The marriage tribunals of the Church do not seek to assign blame for marriage breakup. They seek only to understand a failed marriage, and determine whether either or both partners lacked proper consent or the ability to carry out consent.

"Isn't it a painful ordeal for persons seeking an annulment to dredge up the past?"

Many persons do remark how wrenching it was for them to recall and sort out painful memories. But they also find that it helped them to discover some meaning in the tragedy of a broken marriage. They appreciate their new insights about themselves and deepen their sense of values. This process can foster psychological and spiritual growth.
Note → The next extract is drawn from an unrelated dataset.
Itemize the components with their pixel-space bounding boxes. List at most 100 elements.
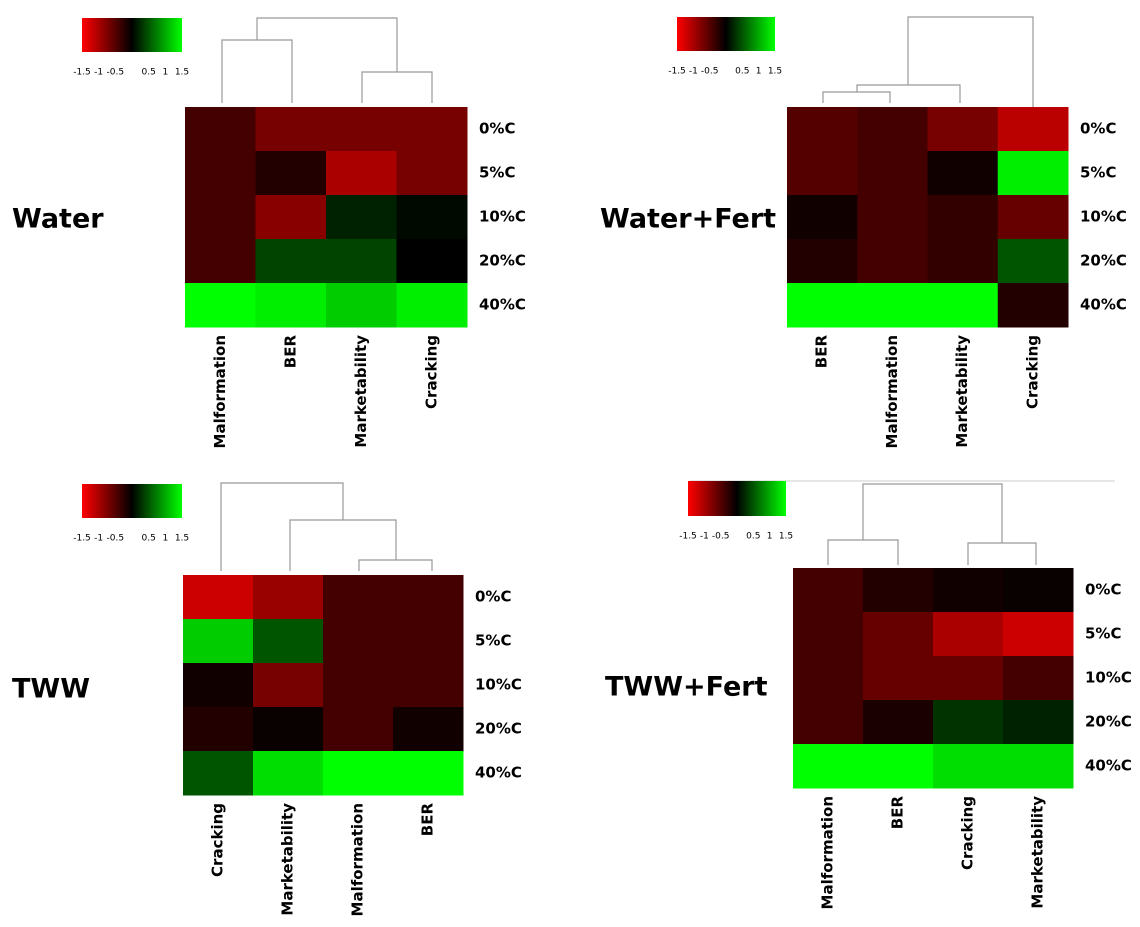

Some Catholics, clergy and layeople, argue that a decision within one's own conscience is sufficient to be right before God. Yet most persons have a strong need for external confirmation. Marriage is a public event, a religious contract over and above a civil one. Consequently, many believers feel the need for an external, independent, religious judgment that their marriage was not valid. As one man expressed, "When you get a divorce, you think you'll feel not married. I don't."

A woman, forced into divorce to protect the welfare of her children, obtained an annulment and remarked that now she felt peace because she had "at least a piece of paper in my hand to prove to myself once and for all that I did try, that a marriage existed on paper only, that I did not fail in my duties as a Catholic, that the Church does understand..."

But the greatest benefit of the pain for many who have established a happy and stable second marriage is their return to the sacraments, the sometimes tearfully joyful reception once more of the Lord in the Eucharist, and the renewal of religious practice as a family celebration.

An elderly priest, after taking part in an annulment hearing, put it simply and poignantly: "It's a great healing."

Rev. Jeffrey Keefe, O.F.M.Conv., is a clinical psychologist. He teaches pastoral psychology at St. Anthony-on-Hudson, Rensselaer, New York, and at Onondaga Pastoral Counseling Center in Syracuse. He is a consultant to the marriage tribunal of that diocese. A longer version of his article appeared in St. Anthony Messenger (July 1980).